Quant à Jupiter, l’une des figures les plus emblématiques du panthéon romain, son origine est particulièrement difficile à cerner. Initialement vu comme une personnification du ciel, Jupiter était le père céleste, une figure proche de Dyaus-pitar en sanskrit ou Zeus-pater dans la mythologie grecque. Toutefois, sa fonction n’était pas seulement limitée à la gestion des phénomènes célestes, car il devint également associé à la vigne et à l'hospitalité. Au fur et à mesure du temps, Jupiter s’imposa comme le protecteur suprême de Rome, symbolisant l'unité de l'État et la figure centrale du culte national.

Mars, autre grande divinité romaine, illustre également cette évolution des rôles divins. Initialement vénéré comme un dieu protecteur des terres agricoles, Mars se transforma peu à peu en la divinité de la guerre, sans doute sous l’effet des combats incessants pour l’acquisition de terres dans les premières phases de l’expansion romaine. Cette évolution des dieux et de leurs fonctions montre que la religion romaine n’était pas figée, mais se modifiait en fonction des besoins politiques, sociaux et militaires de la République et de l’Empire.
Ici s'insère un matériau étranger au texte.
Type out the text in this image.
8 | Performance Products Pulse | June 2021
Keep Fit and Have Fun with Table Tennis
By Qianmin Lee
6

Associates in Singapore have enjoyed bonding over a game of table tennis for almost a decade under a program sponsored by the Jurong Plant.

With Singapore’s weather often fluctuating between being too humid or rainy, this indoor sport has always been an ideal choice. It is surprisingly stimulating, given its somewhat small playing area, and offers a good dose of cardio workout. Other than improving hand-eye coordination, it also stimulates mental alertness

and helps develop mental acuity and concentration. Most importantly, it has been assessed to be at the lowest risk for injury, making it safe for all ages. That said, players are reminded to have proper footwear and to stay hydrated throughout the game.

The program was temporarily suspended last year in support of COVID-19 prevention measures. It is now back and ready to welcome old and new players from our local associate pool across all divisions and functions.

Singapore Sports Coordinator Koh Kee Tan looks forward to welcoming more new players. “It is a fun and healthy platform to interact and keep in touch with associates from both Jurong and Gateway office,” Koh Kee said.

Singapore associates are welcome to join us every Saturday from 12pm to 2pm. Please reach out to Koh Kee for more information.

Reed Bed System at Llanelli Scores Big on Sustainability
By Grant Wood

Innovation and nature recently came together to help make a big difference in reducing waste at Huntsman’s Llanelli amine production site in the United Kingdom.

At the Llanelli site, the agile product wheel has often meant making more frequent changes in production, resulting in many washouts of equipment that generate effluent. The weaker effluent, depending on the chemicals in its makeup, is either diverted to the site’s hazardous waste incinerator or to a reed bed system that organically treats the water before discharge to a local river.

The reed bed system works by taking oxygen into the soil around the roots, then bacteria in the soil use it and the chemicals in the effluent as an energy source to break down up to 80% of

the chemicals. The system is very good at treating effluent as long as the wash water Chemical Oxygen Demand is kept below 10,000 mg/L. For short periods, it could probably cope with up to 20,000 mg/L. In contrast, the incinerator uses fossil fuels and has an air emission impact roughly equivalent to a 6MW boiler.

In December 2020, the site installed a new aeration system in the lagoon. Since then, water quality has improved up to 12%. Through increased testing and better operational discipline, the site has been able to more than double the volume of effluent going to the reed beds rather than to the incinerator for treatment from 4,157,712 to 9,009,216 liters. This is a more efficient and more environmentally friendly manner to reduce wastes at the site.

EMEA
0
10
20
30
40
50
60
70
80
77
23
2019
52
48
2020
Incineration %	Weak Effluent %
En effet, cette religion s'articulait autour des cultes des dieux patrons des communautés et des espaces. Ces divinités, à la différence des dieux olympiens grecs, étaient avant tout les gardiennes de la cité. À l’origine, les dieux romains étaient associés aux trois tribus qui constituaient l’État, et leur culte reflétait ce système tributaire. Au fur et à mesure des siècles, l’Empire romain développa un panthéon semblable à celui des Grecs, et plusieurs poètes comme Ennius ou des auteurs comme Varron mentionnèrent les grands noms du panthéon romain, dont Jupiter, Mars, Minerva, Vesta, Diana, Venus, et bien d’autres.

Les dieux romains, souvent issus de traditions locales ou étrangères, se sont intégrés dans une religion d’État, favorisant l’adhésion des citoyens à la communauté. La place du culte des abstractions, telles que la liberté, la santé, ou la victoire, souligne le rôle fondamental de la religion dans la formation de l'identité de la République, et plus tard de l'Empire.